Protein-coding potential exploration by kmers
return to home
[goto online analysis]

We assume you have your database of kmers frequencies cdskmerf_9.db (see below), and that you have a fasta file (input.fna) with genomic sequences for which you want to find high protein-coding potential. Then simply execute:

$ kodpot -f 1 cdskmerf_9.db input.fna > output.faa

which will create a fasta file with the protein sequences (output.faa); with names encoding the coordinates and strand in which the corresponding genomic regions are (relative to your input sequence).

Files:

Constructing a custom database of in-frame kmers frequencies

We need a set of trusted Coding Data Sequences (CDS) in fasta format.

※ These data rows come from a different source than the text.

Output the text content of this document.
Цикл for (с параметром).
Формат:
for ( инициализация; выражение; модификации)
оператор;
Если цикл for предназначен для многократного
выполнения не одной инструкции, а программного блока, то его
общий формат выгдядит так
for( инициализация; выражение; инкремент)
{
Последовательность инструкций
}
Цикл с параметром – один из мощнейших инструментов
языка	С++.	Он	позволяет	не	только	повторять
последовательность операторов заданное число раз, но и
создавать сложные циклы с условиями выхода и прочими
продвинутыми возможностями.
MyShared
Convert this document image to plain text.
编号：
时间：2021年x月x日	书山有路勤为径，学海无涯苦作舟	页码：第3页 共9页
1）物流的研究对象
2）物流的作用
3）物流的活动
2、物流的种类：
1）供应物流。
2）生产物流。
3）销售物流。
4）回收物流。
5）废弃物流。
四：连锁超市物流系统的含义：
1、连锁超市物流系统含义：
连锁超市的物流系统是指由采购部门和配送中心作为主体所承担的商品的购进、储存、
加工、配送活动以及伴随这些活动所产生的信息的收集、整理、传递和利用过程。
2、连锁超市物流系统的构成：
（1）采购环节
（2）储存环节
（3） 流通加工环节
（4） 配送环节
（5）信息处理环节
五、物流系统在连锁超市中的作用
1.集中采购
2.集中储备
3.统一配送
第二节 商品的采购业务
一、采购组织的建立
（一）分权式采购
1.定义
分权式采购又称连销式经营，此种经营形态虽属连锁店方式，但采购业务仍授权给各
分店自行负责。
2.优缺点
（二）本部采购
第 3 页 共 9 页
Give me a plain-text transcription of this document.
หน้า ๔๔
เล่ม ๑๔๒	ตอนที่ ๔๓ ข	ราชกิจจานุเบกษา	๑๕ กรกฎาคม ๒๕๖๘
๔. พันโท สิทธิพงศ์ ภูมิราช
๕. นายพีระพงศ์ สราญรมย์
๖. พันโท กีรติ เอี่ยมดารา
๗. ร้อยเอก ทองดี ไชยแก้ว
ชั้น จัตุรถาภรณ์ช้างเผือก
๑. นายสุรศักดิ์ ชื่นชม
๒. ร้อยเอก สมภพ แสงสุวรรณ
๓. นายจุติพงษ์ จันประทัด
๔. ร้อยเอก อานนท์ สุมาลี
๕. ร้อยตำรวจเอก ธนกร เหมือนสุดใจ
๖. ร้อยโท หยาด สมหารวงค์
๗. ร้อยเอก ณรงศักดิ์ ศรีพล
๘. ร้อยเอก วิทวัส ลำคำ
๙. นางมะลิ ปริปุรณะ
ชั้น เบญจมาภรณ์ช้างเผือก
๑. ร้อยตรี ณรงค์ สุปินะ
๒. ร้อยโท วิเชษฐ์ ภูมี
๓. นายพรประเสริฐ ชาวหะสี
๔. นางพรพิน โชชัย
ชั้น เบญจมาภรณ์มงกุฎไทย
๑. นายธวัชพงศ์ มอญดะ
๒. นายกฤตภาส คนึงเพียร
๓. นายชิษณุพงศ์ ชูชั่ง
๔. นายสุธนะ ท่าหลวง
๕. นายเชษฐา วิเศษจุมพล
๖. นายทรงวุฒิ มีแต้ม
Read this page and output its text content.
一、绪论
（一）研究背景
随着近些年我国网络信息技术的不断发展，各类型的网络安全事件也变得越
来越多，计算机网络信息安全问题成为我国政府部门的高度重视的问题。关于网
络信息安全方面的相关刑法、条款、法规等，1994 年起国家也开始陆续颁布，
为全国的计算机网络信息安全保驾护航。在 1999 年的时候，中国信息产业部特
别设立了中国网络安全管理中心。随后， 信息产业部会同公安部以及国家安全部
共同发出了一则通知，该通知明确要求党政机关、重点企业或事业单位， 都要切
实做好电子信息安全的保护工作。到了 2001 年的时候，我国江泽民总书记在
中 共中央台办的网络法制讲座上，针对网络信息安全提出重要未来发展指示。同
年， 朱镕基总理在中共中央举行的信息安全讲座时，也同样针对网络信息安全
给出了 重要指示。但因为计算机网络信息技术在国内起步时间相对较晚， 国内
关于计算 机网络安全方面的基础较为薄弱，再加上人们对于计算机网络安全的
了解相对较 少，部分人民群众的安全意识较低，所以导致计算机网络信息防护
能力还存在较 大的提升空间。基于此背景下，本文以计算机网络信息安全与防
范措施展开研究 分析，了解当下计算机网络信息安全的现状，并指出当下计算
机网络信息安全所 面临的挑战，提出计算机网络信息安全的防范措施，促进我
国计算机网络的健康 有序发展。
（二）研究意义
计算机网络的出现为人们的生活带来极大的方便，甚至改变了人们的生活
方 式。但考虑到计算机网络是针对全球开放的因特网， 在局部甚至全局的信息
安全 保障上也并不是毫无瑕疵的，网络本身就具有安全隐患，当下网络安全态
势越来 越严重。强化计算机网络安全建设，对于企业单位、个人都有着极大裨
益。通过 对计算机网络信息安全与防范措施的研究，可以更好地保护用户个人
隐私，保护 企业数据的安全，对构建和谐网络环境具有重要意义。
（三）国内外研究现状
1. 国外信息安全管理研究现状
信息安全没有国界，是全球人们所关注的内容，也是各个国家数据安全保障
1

A source for these sequences can be the CDS from complete genomes in the NCBI. For example, information for genome sequences of bacteria can be obtained here:
ftp://ftp.ncbi.nlm.nih.gov/genomes/genbank/bacteria/assembly_summary.txt
considering that the files to use have names ending with "_cds_from_genomic.fna.gz".

Assuming you already have all the CDS files you want to use in a directory called "cds_dir", and that you want to use Kmers of size 9, then you can use:

$ makekodpotdb 9 cds_dir

which will create a file called: "cdskmerf_9.db", which you can use as described above.